In Sardegna dovremmo saperlo bene. La natura stessa dello stato italiano, così come si è formato e imposto storicamente, ha tratti fortemente oligarchici, anti-popolari, autoritari e colonialisti. Tratti che non sono mai venuti meno, neanche in epoca repubblicana.
Cartina di tornasole è il perdurante fenomeno del colonialismo interno, col suo apparato di narrazioni egemoniche di natura stereotipata, spesso palesemente razzista, verso il Meridione e le isole.
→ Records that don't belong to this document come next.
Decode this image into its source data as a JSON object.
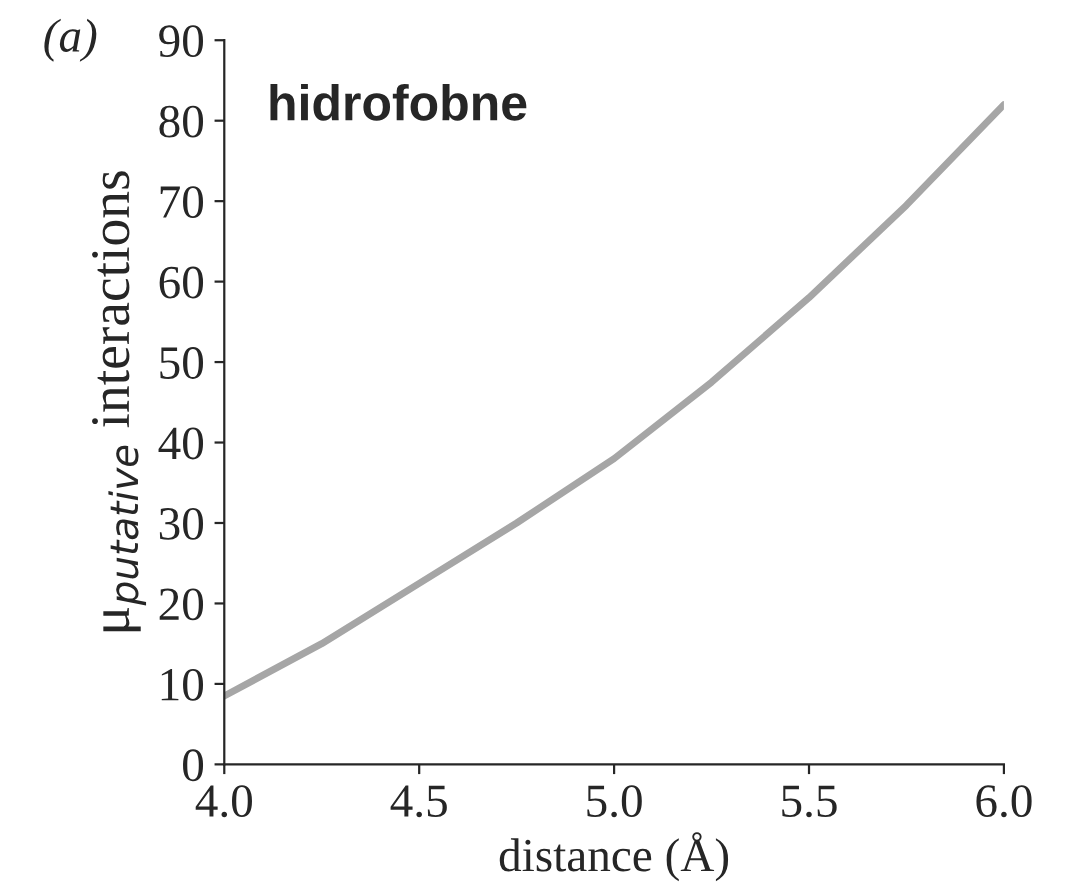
{
  "chart_data": {
    "type": "line",
    "xlabel": "distance (Å)",
    "ylabel": "μ$_{putative}$ interactions",
    "annotations": [
      "(a)",
      "hidrofobne"
    ],
    "x": [
      4.0,
      4.25,
      4.5,
      4.75,
      5.0,
      5.25,
      5.5,
      5.75,
      6.0
    ],
    "series": [
      {
        "color": "#a6a6a6",
        "values": [
          8.5,
          15,
          22.5,
          30,
          38,
          47.5,
          58,
          69.5,
          82
        ]
      }
    ],
    "xlim": [
      4.0,
      6.0
    ],
    "ylim": [
      0,
      90
    ],
    "xticks": [
      {
        "value": 4.0,
        "label": "4.0"
      },
      {
        "value": 4.5,
        "label": "4.5"
      },
      {
        "value": 5.0,
        "label": "5.0"
      },
      {
        "value": 5.5,
        "label": "5.5"
      },
      {
        "value": 6.0,
        "label": "6.0"
      }
    ],
    "yticks": [
      0,
      10,
      20,
      30,
      40,
      50,
      60,
      70,
      80,
      90
    ],
    "grid": false,
    "legend": false,
    "marker": "none",
    "line_style": "solid"
  }
}
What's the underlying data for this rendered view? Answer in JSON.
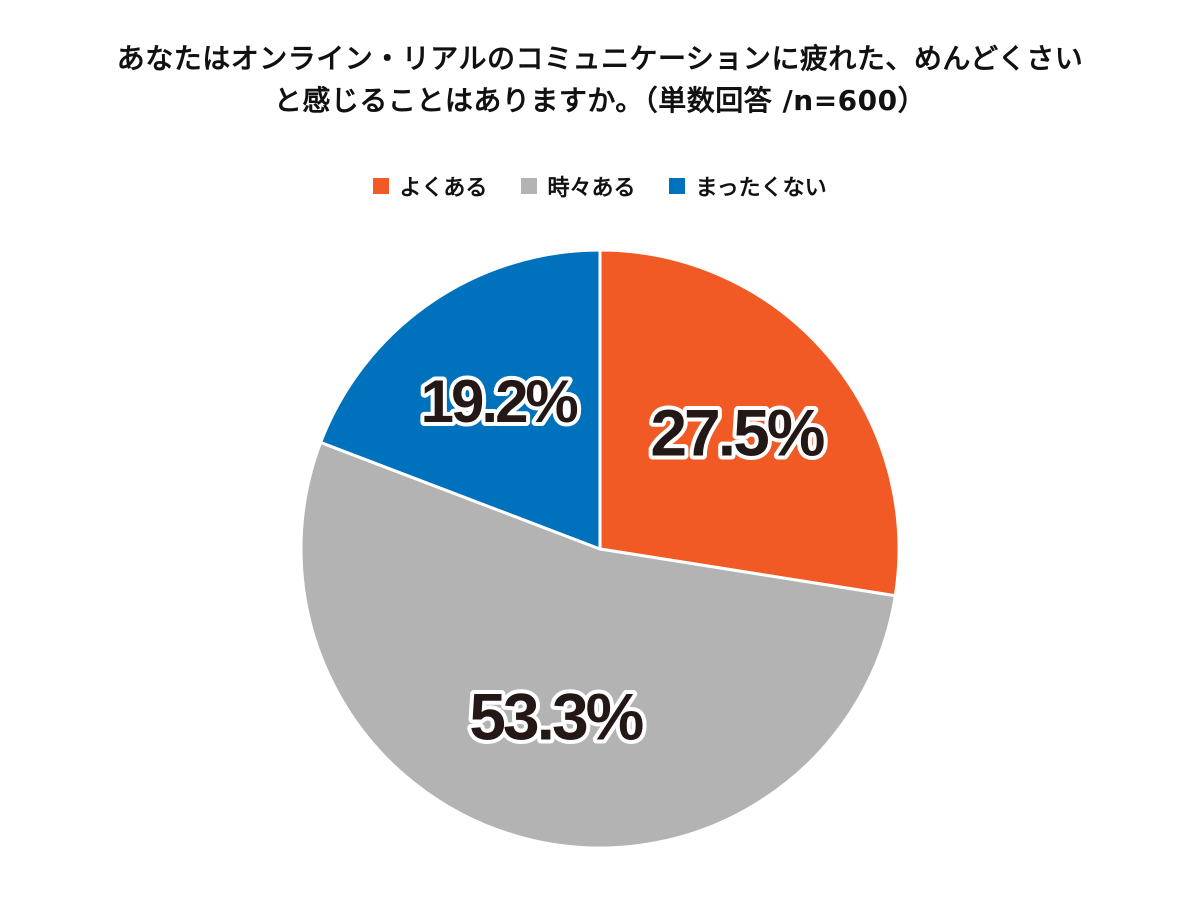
{
  "chart_data": {
    "type": "pie",
    "title_lines": [
      "あなたはオンライン・リアルのコミュニケーションに疲れた、めんどくさい",
      "と感じることはありますか。（単数回答 /n=600）"
    ],
    "slices": [
      {
        "name": "よくある",
        "value": 27.5,
        "label": "27.5%",
        "color": "#F15A24"
      },
      {
        "name": "時々ある",
        "value": 53.3,
        "label": "53.3%",
        "color": "#B3B3B3"
      },
      {
        "name": "まったくない",
        "value": 19.2,
        "label": "19.2%",
        "color": "#0071BC"
      }
    ],
    "start_angle_deg": 0,
    "direction": "clockwise",
    "legend_position": "top"
  }
}
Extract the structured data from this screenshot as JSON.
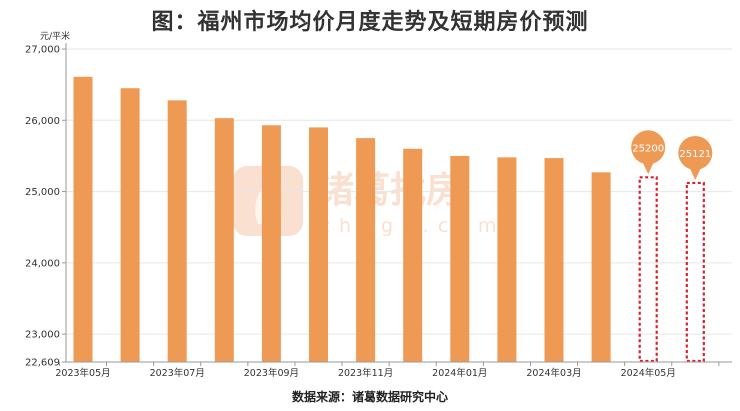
{
  "title": "图：福州市场均价月度走势及短期房价预测",
  "source": "数据来源：诸葛数据研究中心",
  "watermark": {
    "brand": "诸葛找房",
    "domain": "zhuge.com"
  },
  "colors": {
    "bar": "#EE9A55",
    "forecast_border": "#D9212C",
    "bubble": "#EE9A55",
    "axis": "#999999",
    "grid": "#E6E6E6",
    "text": "#333333"
  },
  "chart_data": {
    "type": "bar",
    "ylabel": "元/平米",
    "ylim": [
      22609,
      27000
    ],
    "yticks": [
      22609,
      23000,
      24000,
      25000,
      26000,
      27000
    ],
    "ytick_labels": [
      "22,609",
      "23,000",
      "24,000",
      "25,000",
      "26,000",
      "27,000"
    ],
    "xtick_labels": [
      "2023年05月",
      "2023年07月",
      "2023年09月",
      "2023年11月",
      "2024年01月",
      "2024年03月",
      "2024年05月"
    ],
    "xtick_positions": [
      0,
      2,
      4,
      6,
      8,
      10,
      12
    ],
    "categories": [
      "2023-05",
      "2023-06",
      "2023-07",
      "2023-08",
      "2023-09",
      "2023-10",
      "2023-11",
      "2023-12",
      "2024-01",
      "2024-02",
      "2024-03",
      "2024-04",
      "2024-05",
      "2024-06"
    ],
    "values": [
      26610,
      26450,
      26280,
      26030,
      25930,
      25900,
      25750,
      25600,
      25500,
      25480,
      25470,
      25270,
      null,
      null
    ],
    "forecast": [
      {
        "index": 12,
        "value": 25200,
        "label": "25200"
      },
      {
        "index": 13,
        "value": 25121,
        "label": "25121"
      }
    ]
  }
}
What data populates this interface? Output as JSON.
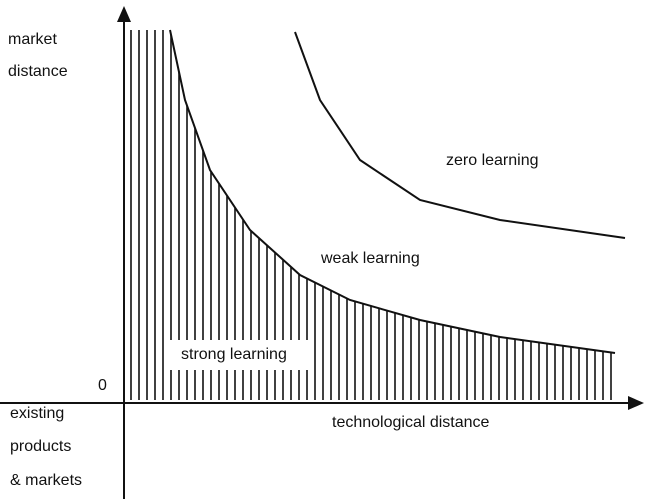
{
  "axes": {
    "y_label": [
      "market",
      "distance"
    ],
    "origin": "0",
    "x_label": "technological distance",
    "corner_label": [
      "existing",
      "products",
      "& markets"
    ]
  },
  "regions": {
    "zero": "zero learning",
    "weak": "weak learning",
    "strong": "strong learning"
  }
}
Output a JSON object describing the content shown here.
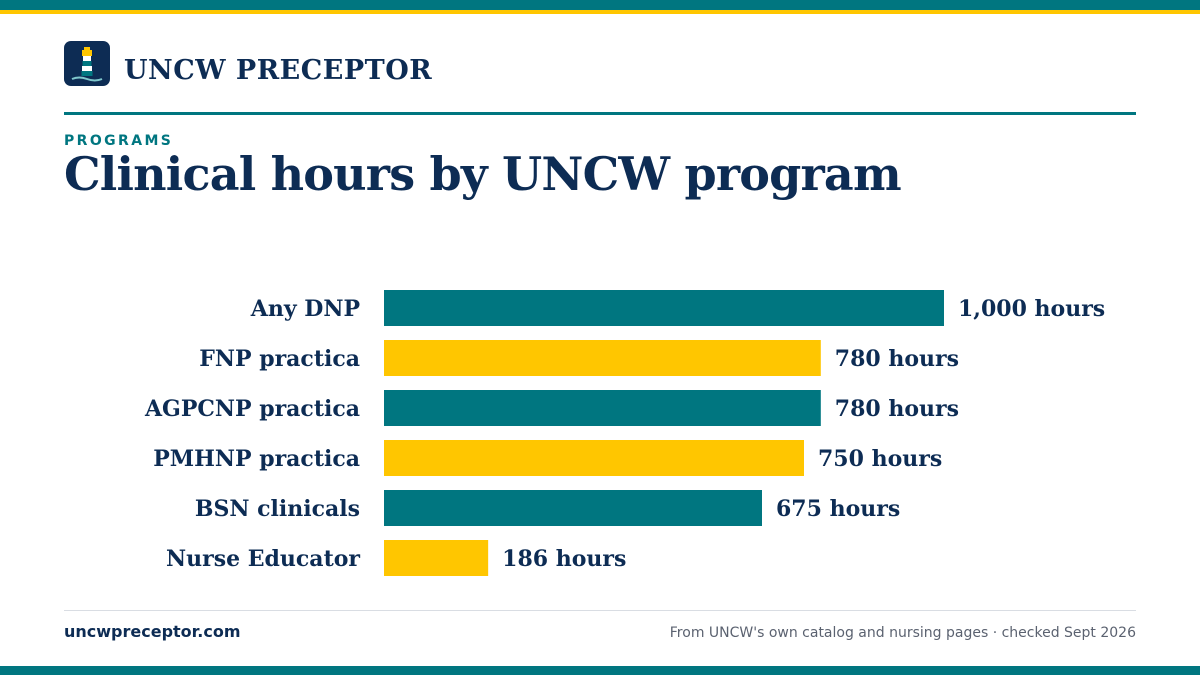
{
  "brand": {
    "name": "UNCW PRECEPTOR",
    "logo_icon": "lighthouse-icon"
  },
  "header": {
    "eyebrow": "PROGRAMS",
    "title": "Clinical hours by UNCW program"
  },
  "colors": {
    "navy": "#0d2c54",
    "teal": "#007680",
    "gold": "#ffc600",
    "muted": "#5b6270"
  },
  "chart_data": {
    "type": "bar",
    "orientation": "horizontal",
    "title": "Clinical hours by UNCW program",
    "categories": [
      "Any DNP",
      "FNP practica",
      "AGPCNP practica",
      "PMHNP practica",
      "BSN clinicals",
      "Nurse Educator"
    ],
    "values": [
      1000,
      780,
      780,
      750,
      675,
      186
    ],
    "value_labels": [
      "1,000 hours",
      "780 hours",
      "780 hours",
      "750 hours",
      "675 hours",
      "186 hours"
    ],
    "bar_colors": [
      "#007680",
      "#ffc600",
      "#007680",
      "#ffc600",
      "#007680",
      "#ffc600"
    ],
    "xlim": [
      0,
      1000
    ],
    "grid": false,
    "legend": "none"
  },
  "footer": {
    "site": "uncwpreceptor.com",
    "source": "From UNCW's own catalog and nursing pages · checked Sept 2026"
  }
}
Le relazioni internazionali e il ruolo geo-politico dello stato italiano fanno il resto. L’establishment economico e politico italiano trae vantaggio dai giochi di alleanza opportunistica a cui l’Italia partecipa, non sempre con ruoli marginali.
Il trattamento riservato alla questione palestinese discende dunque non da posizioni teoriche e/o etiche o da valutazioni di natura storica, ma sempre ed esclusivamente da puri calcoli di convenienza. L’appoggio a Israele è incondizionato, a vario livello. Lo vediamo dal plauso dell’intero arco parlamentare alla pulizia etnica e all’attacco militare contro i Palestinesi e lo vediamo dal modo in cui l’informazione mainstream tratta questi temi.
In Sardegna Israele è una sorta di ospite d’onore nei poligoni militari. È anche un partner di primo piano delle Università specie di quella di Cagliari. Una relazione poco accademica e molto pragmatica, a cui non sono affatto estranei appunto gli interessi militar-industriali, come ampiamente documentato, tra gli altri, dal comitato aForas.
Parteggiare spudoratamente per uno stato colonialista e razzista come Israele non è un problema, se serve a garantire corposi interessi e proficue alleanze. Che ciò avvenga in spregio delle più elementari norme del diritto internazionale e del rispetto dei diritti umani non è un motivo di preoccupazione.
Era Malcom X, se non sbaglio, che ammoniva sull’egemonia di cui dispongono le classi dominanti: vi faranno odiare le vittime e sostenere i carnefici. Nel caso della Palestina questa operazione è in corso da tempo. Sembrano valere poco le analisi più oneste, persino da parte della stampa israeliana democratica (che esiste), o addirittura di esponenti del mondo ebraico internazionale (penso allo storico Ilan Pappe o, in Italia, a Moni Ovadia).
Mi colpisce sempre, tra le altre armi di persuasione delle masse, l’argomentazione secondo cui tutto sommato i Palestinesi meritano di essere rinchiusi nei loro “bantustan”, sottomessi, brutalizzati e, all’occorrenza, bombardati, perché “Hamas lancia razzi contro il territorio israeliano”. (Più precisamente, di solito contro insediamenti illegali di coloni israeliani in territorio palestinese.) Un classico esempio di inversione di causa ed effetto.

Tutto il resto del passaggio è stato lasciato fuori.